HaSPeR: An Image Repository for Hand Shadow Puppet Recognition

TL;DR

This paper introduces HaSPeR, a comprehensive dataset and baseline analysis for hand shadow puppet recognition, aiming to preserve and promote this traditional art form using computer vision techniques.

Contribution

It provides the first large-scale dataset and baseline models for hand shadow puppet recognition, including detailed analysis and a prototype application for art preservation.

Findings

Skip-connected convolutional models outperform transformer architectures.

Lightweight models like MobileNetV2 perform well for mobile applications.

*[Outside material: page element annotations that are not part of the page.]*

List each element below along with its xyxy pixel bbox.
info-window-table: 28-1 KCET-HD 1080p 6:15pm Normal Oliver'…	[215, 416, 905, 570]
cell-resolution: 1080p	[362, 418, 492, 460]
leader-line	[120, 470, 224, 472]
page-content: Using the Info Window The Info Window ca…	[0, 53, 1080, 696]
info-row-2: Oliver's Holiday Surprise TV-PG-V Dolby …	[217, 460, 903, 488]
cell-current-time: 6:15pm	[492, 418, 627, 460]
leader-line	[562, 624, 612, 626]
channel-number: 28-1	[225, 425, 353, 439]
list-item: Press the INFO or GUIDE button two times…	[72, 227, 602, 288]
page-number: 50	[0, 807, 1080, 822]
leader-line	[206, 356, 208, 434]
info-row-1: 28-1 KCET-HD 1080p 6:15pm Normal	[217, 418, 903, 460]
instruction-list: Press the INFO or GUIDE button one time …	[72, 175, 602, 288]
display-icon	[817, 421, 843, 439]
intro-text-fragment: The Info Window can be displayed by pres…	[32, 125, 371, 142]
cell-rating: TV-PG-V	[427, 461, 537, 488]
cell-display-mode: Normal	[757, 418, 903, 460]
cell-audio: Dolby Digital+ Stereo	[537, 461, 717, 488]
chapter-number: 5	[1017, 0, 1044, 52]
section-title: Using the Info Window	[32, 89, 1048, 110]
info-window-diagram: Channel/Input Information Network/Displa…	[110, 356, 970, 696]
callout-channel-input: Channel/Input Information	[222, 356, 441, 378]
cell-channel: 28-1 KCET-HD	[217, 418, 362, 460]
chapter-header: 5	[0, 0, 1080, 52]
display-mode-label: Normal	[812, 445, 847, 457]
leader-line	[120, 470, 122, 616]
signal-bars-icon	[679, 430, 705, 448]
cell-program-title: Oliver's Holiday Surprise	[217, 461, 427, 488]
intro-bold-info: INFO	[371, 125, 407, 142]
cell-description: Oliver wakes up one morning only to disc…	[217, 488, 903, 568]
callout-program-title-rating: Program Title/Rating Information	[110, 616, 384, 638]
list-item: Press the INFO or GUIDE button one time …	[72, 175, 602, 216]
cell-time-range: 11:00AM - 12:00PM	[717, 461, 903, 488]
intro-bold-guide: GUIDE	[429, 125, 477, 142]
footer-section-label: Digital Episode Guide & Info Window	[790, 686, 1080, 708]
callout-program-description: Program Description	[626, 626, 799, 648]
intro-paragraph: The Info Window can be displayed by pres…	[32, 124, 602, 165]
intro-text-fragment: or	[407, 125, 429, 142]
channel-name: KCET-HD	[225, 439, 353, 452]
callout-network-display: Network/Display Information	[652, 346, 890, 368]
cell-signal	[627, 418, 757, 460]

ResNet34 offers the best performance and interpretability insights.

Abstract

Hand shadow puppetry, also known as shadowgraphy or ombromanie, is a form of theatrical art and storytelling where hand shadows are projected onto flat surfaces to create illusions of living creatures. The skilled performers create these silhouettes by hand positioning, finger movements, and dexterous gestures to resemble shadows of animals and objects. Due to the lack of practitioners and a seismic shift in people's entertainment standards, this art form is on the verge of extinction. To facilitate its preservation and proliferate it to a wider audience, we introduce ${\rm H{\small A}SP{\small E}R}$, a novel dataset consisting of 15,000 images of hand shadow puppets across 15 classes extracted from both professional and amateur hand shadow puppeteer clips. We provide a detailed statistical analysis of the dataset and employ a range of pretrained image classification models to establish baselines. Our findings show a substantial performance superiority of skip-connected convolutional models over attention-based transformer architectures. We also find that lightweight models, such as MobileNetV2, suited for mobile applications and embedded devices, perform comparatively well. We surmise that such low-latency architectures can be useful in developing ombromanie teaching tools, and we create a prototype application to explore this surmission. Keeping the best-performing model ResNet34 under the limelight, we conduct comprehensive feature-spatial, explainability, and error analyses to gain insights into its decision-making process and explore architectural improvements. To the best of our knowledge, this is the first documented dataset and research endeavor to preserve this dying art for future generations, with computer vision approaches. Our code and data are publicly available at https://github.com/Starscream-11813/HaSPeR.